I'm not a virologist, but I do play one on TV - yes, I really do - and this has been a really exciting week.  Just this morning the news broke of a Marburg outbreak in Uganda, just ...awesome.  There is a lot of information, and misinformation, out there right now.  Don't panic.  But do keep in mind #21Days - that's how long you may find yourself locked into yer house.

In short, there are a handful of emerging threats making news.  In order of importance to you:

1). Electronic medical records, in our fragmented, overworked, under-staffed medical system;

2).  EVd-68;

3).  Chikingunya

4)  Ebolavirus

We'll jump to the last one since it's of course making all the headlines.  We all read The Hot Zone back in the '90's; what's not to love about liquified internal organs, bleeding orifices, unclear modes of transmission and 90% mortality rates?  Bottom line here is, it's in Africa, and will pretty much stay there for the foreseeable.  Over there, yer witch doctor granny can't cure Ebola or AIDS, no matter what sort of smoke she blows up yer arse, and she is pretty much state of the art.  You'd likely have a better outcome here, at least we had running water and lanterns:

This brings us to  #1.  The reason you'd do better here, beyond hygiene and some clean water?  No electronic records.  The providers at our vacation MASH unit were able to communicate. EMRs are ridiculously difficult to work with and we'll leave it at that for now.  You'd get really scared if too much information were divulged, but it probably represents one of the biggest threats to your health today.

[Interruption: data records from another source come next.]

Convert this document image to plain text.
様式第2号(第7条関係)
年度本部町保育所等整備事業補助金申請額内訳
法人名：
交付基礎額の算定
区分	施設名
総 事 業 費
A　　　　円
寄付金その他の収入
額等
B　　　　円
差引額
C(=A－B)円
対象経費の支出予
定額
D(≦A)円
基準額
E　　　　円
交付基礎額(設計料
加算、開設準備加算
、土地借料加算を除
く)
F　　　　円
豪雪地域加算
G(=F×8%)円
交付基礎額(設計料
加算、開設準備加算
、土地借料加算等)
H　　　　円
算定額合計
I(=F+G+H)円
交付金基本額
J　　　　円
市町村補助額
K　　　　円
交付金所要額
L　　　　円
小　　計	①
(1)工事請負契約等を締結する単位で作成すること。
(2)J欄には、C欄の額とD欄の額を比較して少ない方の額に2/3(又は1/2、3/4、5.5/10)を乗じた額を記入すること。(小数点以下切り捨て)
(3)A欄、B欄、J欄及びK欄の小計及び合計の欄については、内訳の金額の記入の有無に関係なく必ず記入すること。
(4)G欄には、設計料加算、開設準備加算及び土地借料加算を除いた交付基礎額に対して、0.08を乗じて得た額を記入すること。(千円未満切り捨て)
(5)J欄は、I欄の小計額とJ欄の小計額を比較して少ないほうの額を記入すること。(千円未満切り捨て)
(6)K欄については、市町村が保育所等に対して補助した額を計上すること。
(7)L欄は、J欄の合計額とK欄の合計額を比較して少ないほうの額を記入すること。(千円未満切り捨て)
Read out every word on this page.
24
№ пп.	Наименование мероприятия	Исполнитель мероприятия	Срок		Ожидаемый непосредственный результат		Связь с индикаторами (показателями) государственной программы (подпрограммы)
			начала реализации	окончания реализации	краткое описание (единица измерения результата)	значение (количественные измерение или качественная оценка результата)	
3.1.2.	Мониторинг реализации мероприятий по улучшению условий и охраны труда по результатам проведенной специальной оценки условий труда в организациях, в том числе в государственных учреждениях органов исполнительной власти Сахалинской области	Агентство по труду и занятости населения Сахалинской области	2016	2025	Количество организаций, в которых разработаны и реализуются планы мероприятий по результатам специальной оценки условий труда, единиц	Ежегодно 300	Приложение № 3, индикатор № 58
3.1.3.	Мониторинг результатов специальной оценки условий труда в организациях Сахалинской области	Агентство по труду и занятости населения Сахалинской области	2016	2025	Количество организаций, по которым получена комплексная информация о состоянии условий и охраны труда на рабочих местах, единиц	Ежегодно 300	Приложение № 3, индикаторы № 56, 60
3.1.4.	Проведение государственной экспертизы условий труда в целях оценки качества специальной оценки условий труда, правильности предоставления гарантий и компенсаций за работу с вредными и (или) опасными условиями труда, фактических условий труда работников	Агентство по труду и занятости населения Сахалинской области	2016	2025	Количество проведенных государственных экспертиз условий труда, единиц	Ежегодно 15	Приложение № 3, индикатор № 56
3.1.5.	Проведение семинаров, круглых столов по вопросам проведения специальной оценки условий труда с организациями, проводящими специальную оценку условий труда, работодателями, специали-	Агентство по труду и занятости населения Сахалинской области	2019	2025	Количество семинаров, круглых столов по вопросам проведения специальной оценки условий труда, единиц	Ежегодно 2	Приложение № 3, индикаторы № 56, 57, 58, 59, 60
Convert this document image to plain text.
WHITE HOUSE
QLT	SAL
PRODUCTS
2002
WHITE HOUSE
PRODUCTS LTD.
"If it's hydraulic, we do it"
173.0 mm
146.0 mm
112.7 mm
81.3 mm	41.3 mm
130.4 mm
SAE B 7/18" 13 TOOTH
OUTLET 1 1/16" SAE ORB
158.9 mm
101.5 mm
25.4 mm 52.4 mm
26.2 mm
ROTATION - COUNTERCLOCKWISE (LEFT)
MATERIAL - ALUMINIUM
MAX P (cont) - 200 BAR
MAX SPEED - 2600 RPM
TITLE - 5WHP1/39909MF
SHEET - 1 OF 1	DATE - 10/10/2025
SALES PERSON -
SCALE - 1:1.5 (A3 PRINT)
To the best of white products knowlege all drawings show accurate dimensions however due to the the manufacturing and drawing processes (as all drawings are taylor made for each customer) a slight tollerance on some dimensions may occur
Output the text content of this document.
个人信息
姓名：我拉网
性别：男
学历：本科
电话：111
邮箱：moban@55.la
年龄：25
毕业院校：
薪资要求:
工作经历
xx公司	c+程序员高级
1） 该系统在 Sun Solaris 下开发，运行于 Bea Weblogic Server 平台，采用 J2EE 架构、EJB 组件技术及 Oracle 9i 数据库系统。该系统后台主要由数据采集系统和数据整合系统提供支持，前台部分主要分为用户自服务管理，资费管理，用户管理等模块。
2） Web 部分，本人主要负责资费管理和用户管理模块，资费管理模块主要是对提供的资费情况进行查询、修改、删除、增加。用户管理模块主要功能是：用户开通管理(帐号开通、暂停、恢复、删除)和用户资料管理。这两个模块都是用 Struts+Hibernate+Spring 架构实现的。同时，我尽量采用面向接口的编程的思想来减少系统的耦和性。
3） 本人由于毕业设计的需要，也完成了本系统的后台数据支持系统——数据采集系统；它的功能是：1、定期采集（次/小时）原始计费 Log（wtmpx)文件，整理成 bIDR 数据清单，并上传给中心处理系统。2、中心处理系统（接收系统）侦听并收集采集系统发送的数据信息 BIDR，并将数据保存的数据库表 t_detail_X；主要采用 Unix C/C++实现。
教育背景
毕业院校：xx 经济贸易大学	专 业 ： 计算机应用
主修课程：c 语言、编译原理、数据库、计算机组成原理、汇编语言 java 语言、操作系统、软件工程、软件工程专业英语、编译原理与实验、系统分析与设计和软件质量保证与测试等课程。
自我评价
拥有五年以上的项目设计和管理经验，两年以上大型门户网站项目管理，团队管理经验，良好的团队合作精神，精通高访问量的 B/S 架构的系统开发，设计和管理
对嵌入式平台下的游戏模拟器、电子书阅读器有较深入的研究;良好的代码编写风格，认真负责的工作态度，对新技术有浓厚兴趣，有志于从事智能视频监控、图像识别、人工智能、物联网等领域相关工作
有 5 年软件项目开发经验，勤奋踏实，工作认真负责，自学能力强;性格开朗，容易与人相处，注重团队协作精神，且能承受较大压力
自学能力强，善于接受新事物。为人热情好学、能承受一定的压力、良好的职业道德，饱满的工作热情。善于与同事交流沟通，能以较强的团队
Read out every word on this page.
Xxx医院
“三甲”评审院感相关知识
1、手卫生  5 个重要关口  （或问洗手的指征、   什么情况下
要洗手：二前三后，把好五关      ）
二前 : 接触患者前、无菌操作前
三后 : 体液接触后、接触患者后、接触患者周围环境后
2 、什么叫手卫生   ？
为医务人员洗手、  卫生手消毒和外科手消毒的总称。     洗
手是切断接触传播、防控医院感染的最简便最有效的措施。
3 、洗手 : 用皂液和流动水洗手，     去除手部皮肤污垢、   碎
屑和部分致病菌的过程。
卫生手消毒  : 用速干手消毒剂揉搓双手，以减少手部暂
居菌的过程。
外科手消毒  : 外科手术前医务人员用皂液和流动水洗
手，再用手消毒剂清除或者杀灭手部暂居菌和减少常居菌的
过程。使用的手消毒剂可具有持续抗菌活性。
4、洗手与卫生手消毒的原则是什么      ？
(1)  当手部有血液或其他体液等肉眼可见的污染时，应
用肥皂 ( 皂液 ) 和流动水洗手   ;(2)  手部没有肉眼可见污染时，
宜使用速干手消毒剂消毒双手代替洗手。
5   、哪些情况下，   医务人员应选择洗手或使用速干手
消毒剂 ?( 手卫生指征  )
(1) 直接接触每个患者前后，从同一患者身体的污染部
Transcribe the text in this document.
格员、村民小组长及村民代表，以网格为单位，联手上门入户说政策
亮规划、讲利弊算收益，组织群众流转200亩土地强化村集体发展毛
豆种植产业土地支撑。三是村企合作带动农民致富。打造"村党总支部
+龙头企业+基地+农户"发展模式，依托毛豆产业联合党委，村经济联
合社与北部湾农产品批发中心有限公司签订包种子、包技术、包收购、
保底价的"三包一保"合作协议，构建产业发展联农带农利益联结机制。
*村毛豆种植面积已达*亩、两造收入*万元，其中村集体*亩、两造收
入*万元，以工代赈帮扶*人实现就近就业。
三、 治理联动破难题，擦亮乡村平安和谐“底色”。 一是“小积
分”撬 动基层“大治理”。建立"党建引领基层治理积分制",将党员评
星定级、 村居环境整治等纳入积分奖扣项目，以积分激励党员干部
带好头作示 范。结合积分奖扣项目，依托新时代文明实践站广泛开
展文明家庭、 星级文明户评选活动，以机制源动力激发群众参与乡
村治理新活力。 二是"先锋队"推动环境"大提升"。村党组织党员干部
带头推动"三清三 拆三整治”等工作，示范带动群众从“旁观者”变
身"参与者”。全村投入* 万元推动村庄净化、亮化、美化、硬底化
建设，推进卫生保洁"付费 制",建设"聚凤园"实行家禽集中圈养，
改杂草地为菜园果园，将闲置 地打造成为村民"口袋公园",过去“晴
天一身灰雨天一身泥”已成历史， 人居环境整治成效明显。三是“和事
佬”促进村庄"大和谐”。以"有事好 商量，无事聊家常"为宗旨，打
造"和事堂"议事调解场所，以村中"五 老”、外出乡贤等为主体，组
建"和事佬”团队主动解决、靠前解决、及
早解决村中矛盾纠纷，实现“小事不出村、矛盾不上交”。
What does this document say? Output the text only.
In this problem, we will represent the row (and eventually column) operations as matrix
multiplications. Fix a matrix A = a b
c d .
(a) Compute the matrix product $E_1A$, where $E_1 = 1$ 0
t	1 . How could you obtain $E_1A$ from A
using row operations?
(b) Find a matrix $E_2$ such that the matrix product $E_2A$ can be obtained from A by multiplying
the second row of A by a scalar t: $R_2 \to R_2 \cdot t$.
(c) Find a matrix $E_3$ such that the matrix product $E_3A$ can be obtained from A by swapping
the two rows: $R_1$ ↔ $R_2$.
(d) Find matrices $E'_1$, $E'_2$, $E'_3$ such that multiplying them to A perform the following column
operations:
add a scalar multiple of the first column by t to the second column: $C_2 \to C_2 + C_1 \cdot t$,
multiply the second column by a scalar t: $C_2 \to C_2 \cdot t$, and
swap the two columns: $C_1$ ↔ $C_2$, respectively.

EVD 68 has been around a few years now, just not really making the news until recently.  It was first linked to paralysis in some kids in California, at least a year ago, actually I'm pretty sure it was two years ago..  It was linked to the deaths of one child and four adults this week.  The scary part? Its related to polio virus, just like in the iron lung days; we don't have a vaccine in development.  

Chikingunyan might be sort of fun.   Nobody has died, but you'll get lots of time off work.  The scary part?  It's vector - mosquitoes.  There isn't enough DEET in the world.  

Not going Alex Jones here, but the USG is actually responsible for this interesting week we find ourselves in. Not in a secret bioweapon sort of way though, awesome as that would be.  These viruses weren't cooked up in a plot to depopulate the planet, but they are now here in the US, to stay, due to poorly formulated policies mostly related to immigration.